Kim also threatened to annihilate the South if it attempts to use force against the North, as he inspected major munitions factories Monday and Tuesday, the North’s official Korean Central News Agency (KCNA) said.
“Predicating that the ROK clan is our principal enemy, he said what the DPRK should prioritize in the relations with the hostile state” is “to bolster up the military capabilities for self-defense and the nuclear war deterrent first of all,” the KCNA said, using the acronyms for the official names of the South and the North.
Kim said he will not start a war unilaterally but has “no intention of avoiding a war as well.”
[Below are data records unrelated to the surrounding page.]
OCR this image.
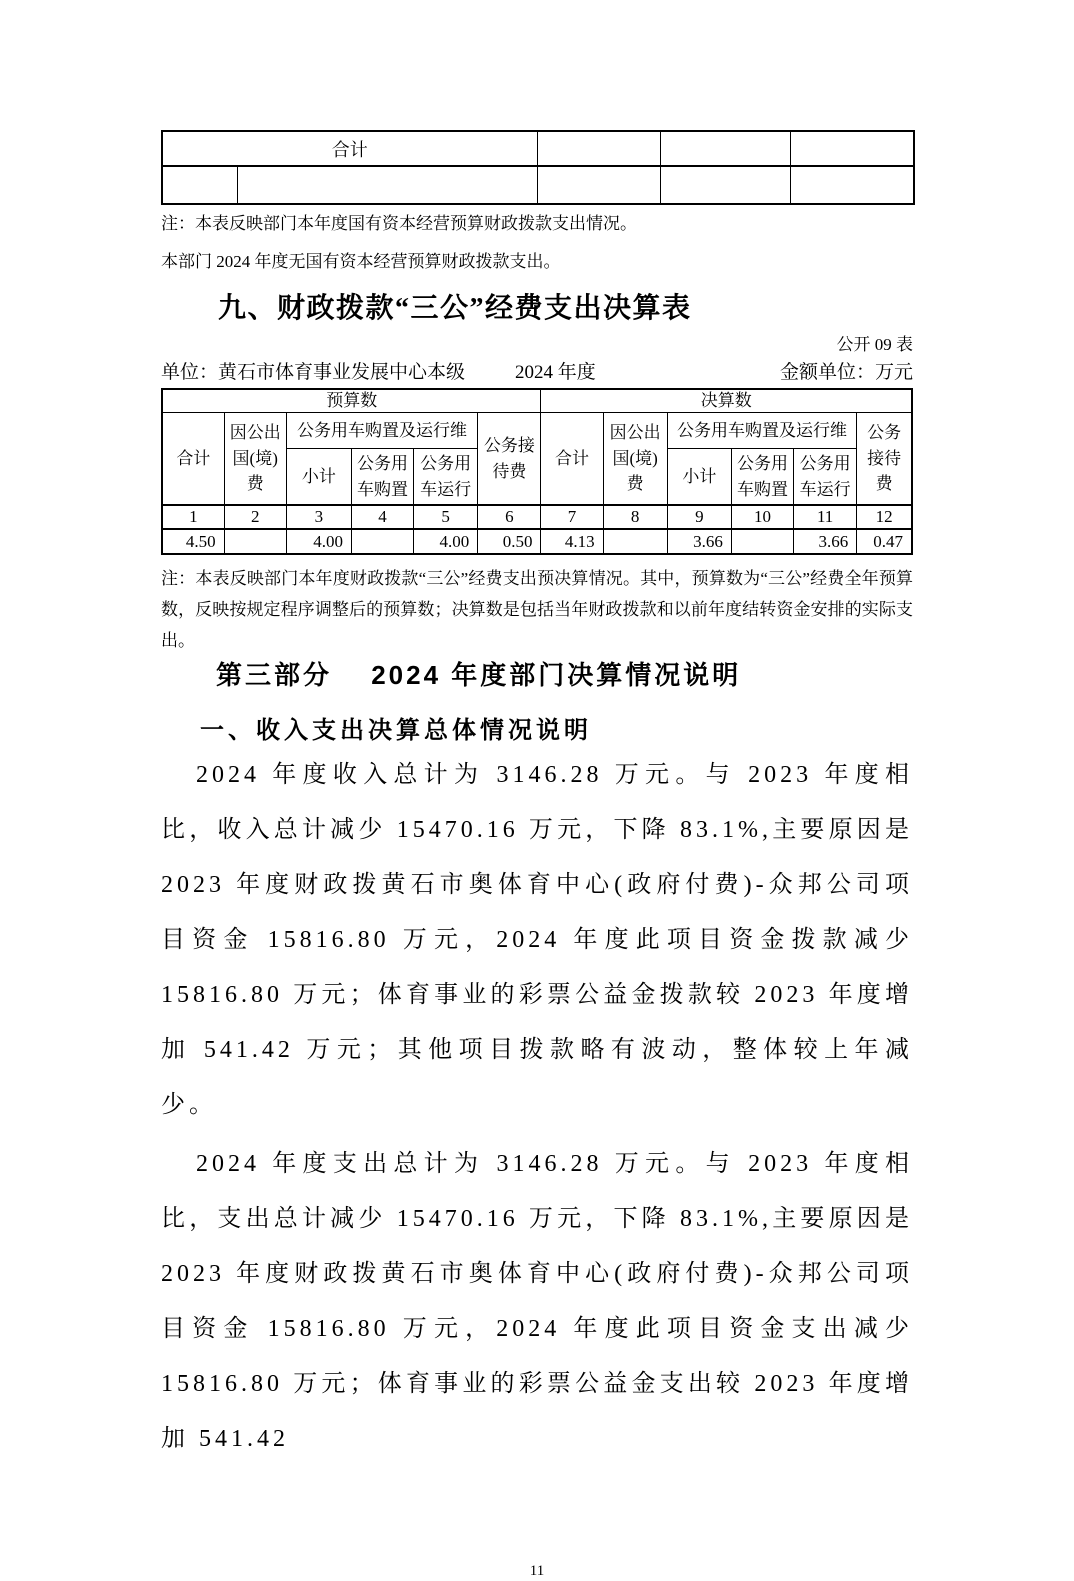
合计				

注：本表反映部门本年度国有资本经营预算财政拨款支出情况。

本部门 2024 年度无国有资本经营预算财政拨款支出。

九、财政拨款“三公”经费支出决算表
公开 09 表
单位：黄石市体育事业发展中心本级	2024 年度	金额单位：万元
预算数						决算数					
合计	因公出国(境)费	公务用车购置及运行维			公务接待费	合计	因公出国(境)费	公务用车购置及运行维			公务接待费
		小计	公务用车购置	公务用车运行				小计	公务用车购置	公务用车运行	
1	2	3	4	5	6	7	8	9	10	11	12
4.50		4.00		4.00	0.50	4.13		3.66		3.66	0.47

注：本表反映部门本年度财政拨款“三公”经费支出预决算情况。其中，预算数为“三公”经费全年预算数，反映按规定程序调整后的预算数；决算数是包括当年财政拨款和以前年度结转资金安排的实际支出。

第三部分　 2024 年度部门决算情况说明
一、收入支出决算总体情况说明

2024 年度收入总计为 3146.28 万元。与 2023 年度相比，收入总计减少 15470.16 万元，下降 83.1%,主要原因是 2023 年度财政拨黄石市奥体育中心(政府付费)-众邦公司项目资金 15816.80 万元，2024 年度此项目资金拨款减少 15816.80 万元；体育事业的彩票公益金拨款较 2023 年度增加 541.42 万元；其他项目拨款略有波动，整体较上年减少。

2024 年度支出总计为 3146.28 万元。与 2023 年度相比，支出总计减少 15470.16 万元，下降 83.1%,主要原因是 2023 年度财政拨黄石市奥体育中心(政府付费)-众邦公司项目资金 15816.80 万元，2024 年度此项目资金支出减少 15816.80 万元；体育事业的彩票公益金支出较 2023 年度增加 541.42

11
Should the South attempt to “use armed forces against the DPRK or threaten its sovereignty and security and such opportunity comes, we will have no hesitation in annihilating the ROK by mobilizing all means and forces in our hands,” Kim was quoted as saying.
Kim also expressed satisfaction over the factories’ deployment of new types of weapons and equipment and ordered them to more strictly boost the country’s war preparedness, the KCNA reported.
South Korea dismissed Kim’s threat to annihilate the South as “mere wordplay.”
“(Kim’s statement) presupposes South Korea using force against the North despite the fact that it has never initiated any,” a foreign ministry official said.
“The government will firmly respond to any provocations by North Korea … Any attempts to create tensions on the Korean Peninsula will ultimately cause harm to the North Korean regime itself,” the official said.
Kim’s remarks came after he characterized inter-Korean relations as those of “two nations hostile to each other,” saying there is no point in seeking reconciliation and unification with South Korea during a key year-end party meeting.
Pyongyang has since been ratcheting up tension on the Korean Peninsula, firing hundreds of artillery shells from its west coast into the maritime buffer zone near the Northern Limit Line, the de facto maritime border in the Yellow Sea, between Friday and Sunday.
On Monday, the South’s military said it will resume artillery firing and drills near the sea and land border, noting Pyongyang’s recent shelling nullified the zones where live-fire and large-scale drills are banned.